I recently read a paper that made the following claim. For functions $f$ and $g$ and some variables $\mathbf{x} = (x_1, \cdots, x_N)$, suppose we have the following expression:
$$h(\mathbf{x}) = f(\sum_i g(x_i)).$$
Now the paper used the chain rule of calculus to show:
$$\frac{\partial h(\mathbf{x})}{\partial g(x_j)} = \frac{\partial h(\mathbf{x})}{\partial \sum_i g(x_i)}\frac{\partial \sum_i g(x_i)}{\partial g(x_j)} = \frac{\partial h(\mathbf{x})}{\partial \sum_i g(x_i)}.$$
This is fine so far, but next they argued that since this quantity is constant for all $j$, then the expression $h(\mathbf{x})$ has constant gradient with respect to the value each $x_j$ takes.

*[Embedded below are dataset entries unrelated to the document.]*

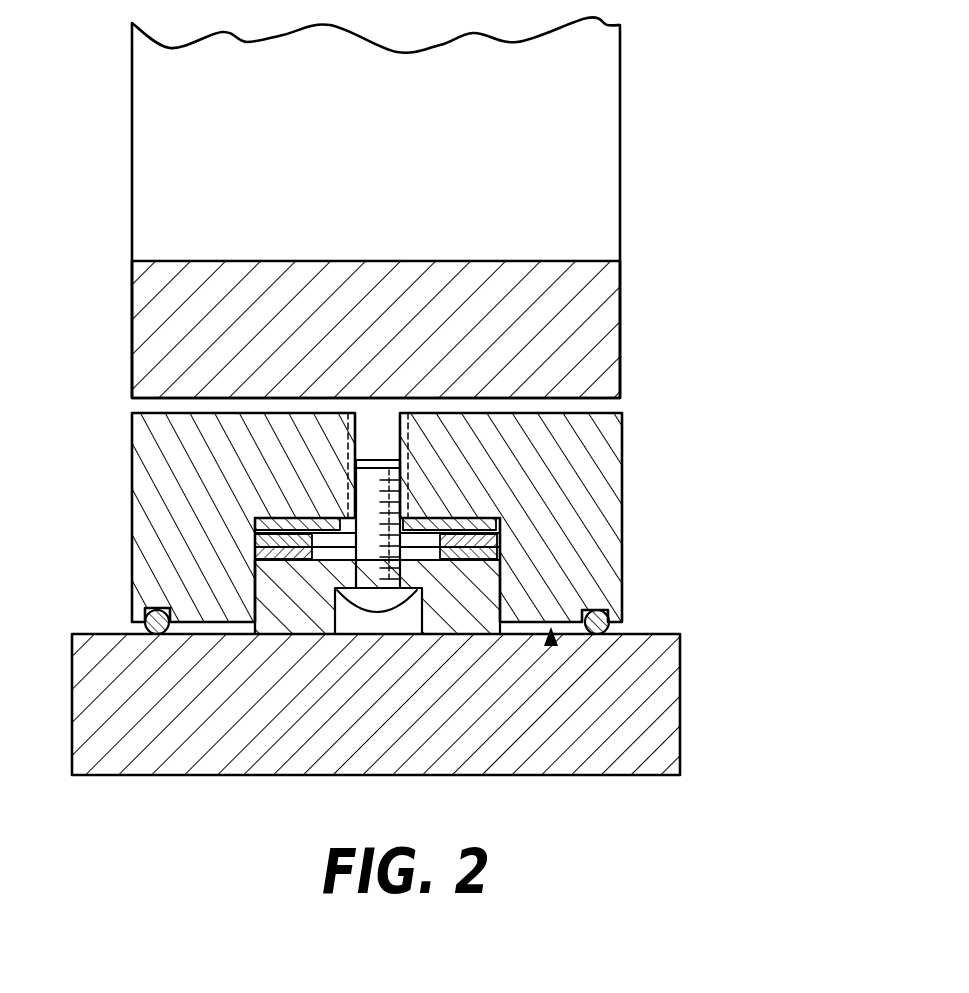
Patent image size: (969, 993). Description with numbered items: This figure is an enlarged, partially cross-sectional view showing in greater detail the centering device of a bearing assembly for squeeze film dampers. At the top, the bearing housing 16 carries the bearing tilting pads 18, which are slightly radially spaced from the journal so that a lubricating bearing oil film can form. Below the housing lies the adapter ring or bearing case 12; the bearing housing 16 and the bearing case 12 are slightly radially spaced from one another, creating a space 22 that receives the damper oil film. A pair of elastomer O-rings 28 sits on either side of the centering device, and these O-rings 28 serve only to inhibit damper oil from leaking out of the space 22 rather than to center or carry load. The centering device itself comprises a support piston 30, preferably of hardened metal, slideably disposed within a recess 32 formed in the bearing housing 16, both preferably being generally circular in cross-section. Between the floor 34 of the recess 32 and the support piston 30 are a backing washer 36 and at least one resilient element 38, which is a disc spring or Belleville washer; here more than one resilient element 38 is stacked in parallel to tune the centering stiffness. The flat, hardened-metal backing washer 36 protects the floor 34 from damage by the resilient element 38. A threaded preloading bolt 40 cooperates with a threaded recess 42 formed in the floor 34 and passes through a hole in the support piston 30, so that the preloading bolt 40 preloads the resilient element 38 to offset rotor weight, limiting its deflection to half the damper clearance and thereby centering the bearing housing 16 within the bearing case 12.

The bearing case 12 is at (607, 740).
The bearing housing 16 is at (623, 421).
The bearing tilting pads 18 is at (615, 313).
The space 22 is at (556, 640).
The elastomer O-rings 28 is at (613, 625).
The support piston 30 is at (483, 593).
The recess 32 is at (255, 584).
The floor 34 is at (262, 527).
The backing washer 36 is at (500, 530).
The resilient element 38 is at (482, 547).
The threaded preloading bolt 40 is at (382, 578).
The threaded recess 42 is at (363, 435).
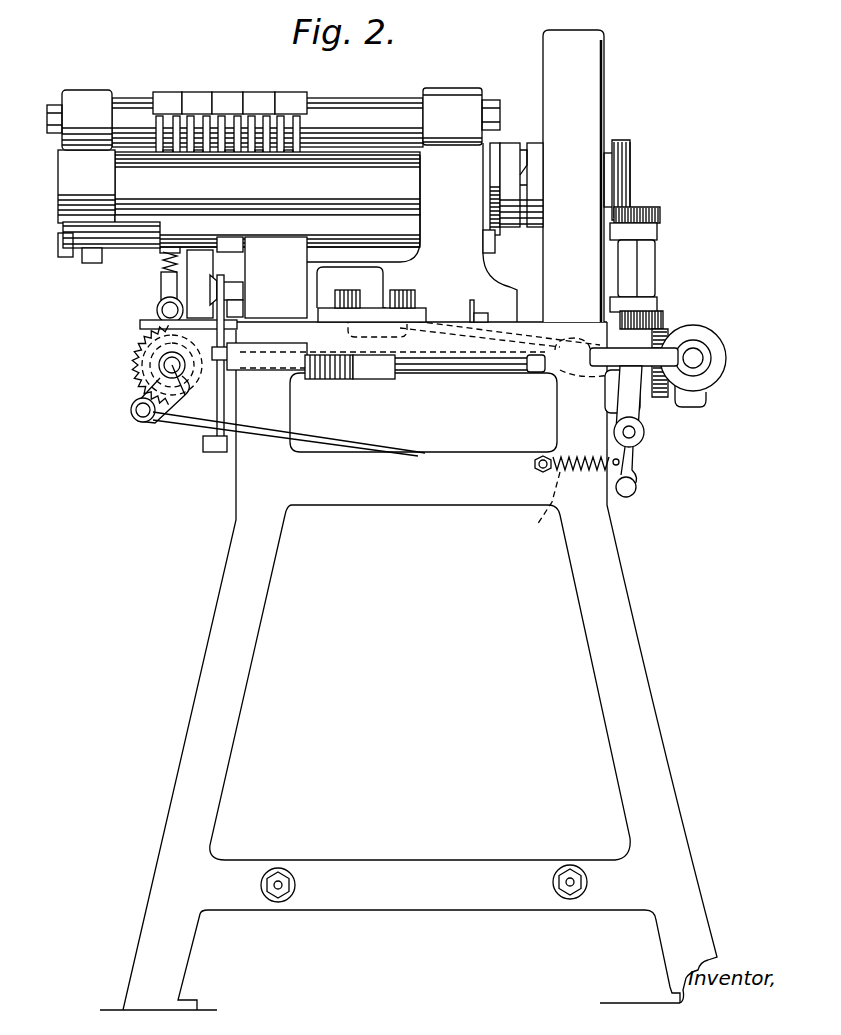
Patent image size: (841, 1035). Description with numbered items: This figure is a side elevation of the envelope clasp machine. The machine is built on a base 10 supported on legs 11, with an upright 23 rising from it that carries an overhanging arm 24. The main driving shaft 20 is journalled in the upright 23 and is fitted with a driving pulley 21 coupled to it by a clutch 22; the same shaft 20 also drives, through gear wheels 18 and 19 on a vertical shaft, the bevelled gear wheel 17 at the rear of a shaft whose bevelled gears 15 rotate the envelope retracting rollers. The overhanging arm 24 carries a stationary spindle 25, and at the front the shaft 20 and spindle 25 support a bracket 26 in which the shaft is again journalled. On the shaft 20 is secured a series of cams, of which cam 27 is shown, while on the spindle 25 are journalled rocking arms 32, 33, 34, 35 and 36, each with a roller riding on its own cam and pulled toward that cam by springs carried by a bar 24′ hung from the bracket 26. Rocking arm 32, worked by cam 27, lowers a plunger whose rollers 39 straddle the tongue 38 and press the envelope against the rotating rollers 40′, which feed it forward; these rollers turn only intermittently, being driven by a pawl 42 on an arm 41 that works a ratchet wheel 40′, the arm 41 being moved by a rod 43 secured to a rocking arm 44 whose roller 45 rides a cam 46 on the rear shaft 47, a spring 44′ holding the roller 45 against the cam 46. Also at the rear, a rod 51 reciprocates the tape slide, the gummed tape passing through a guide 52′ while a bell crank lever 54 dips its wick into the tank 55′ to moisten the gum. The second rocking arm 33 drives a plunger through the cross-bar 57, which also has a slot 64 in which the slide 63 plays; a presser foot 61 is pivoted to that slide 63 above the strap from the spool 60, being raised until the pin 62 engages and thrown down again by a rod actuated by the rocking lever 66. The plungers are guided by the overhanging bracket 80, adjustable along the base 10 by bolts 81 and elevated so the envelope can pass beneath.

The base 10 is at (345, 385).
The legs 11 is at (212, 632).
The bevelled gears 15 is at (190, 392).
The bevelled gear wheel 17 is at (645, 396).
The gear wheel 18 is at (665, 312).
The gear wheel 19 is at (630, 192).
The main driving shaft 20 is at (267, 230).
The driving pulley 21 is at (603, 80).
The clutch 22 is at (535, 230).
The upright 23 is at (424, 256).
The overhanging arm 24 is at (423, 140).
The bar 24′ is at (108, 265).
The spindle 25 is at (267, 107).
The bracket 26 is at (58, 165).
The cam 27 is at (148, 222).
The rocking arm 32 is at (164, 92).
The rocking arm 33 is at (189, 92).
The rocking arm 34 is at (227, 92).
The rocking arm 35 is at (253, 92).
The rocking arm 36 is at (291, 92).
The tongue 38 is at (140, 324).
The rollers 39 is at (156, 316).
The ratchet wheel 40′ is at (140, 370).
The arm 41 is at (152, 395).
The pawl 42 is at (148, 423).
The rod 43 is at (378, 452).
The rocking arm 44 is at (626, 462).
The spring 44′ is at (541, 510).
The roller 45 is at (605, 368).
The cam 46 is at (713, 334).
The shaft 47 is at (703, 360).
The rod 51 is at (482, 312).
The guide 52′ is at (470, 302).
The bell crank lever 54 is at (355, 362).
The tank 55′ is at (380, 380).
The cross-bar 57 is at (161, 284).
The spool 60 is at (236, 338).
The presser foot 61 is at (243, 308).
The pin 62 is at (243, 290).
The slide 63 is at (203, 295).
The slot 64 is at (201, 283).
The rocking lever 66 is at (218, 445).
The overhanging bracket 80 is at (305, 272).
The bolts 81 is at (375, 300).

This seemed reasonable to me at first but then I calculated that:
$$\frac{\partial h(\mathbf{x})}{\partial x_j} = \frac{\partial h(\mathbf{x})}{\partial \sum_i g(x_i)}\frac{\partial \sum_i g(x_i)}{\partial g(x_j)}\frac{\partial g(x_j)}{\partial x_j},$$
And this seems to not be constant for different values among the $x_j$'s.
My question is am I correct to claim this is an error in the paper?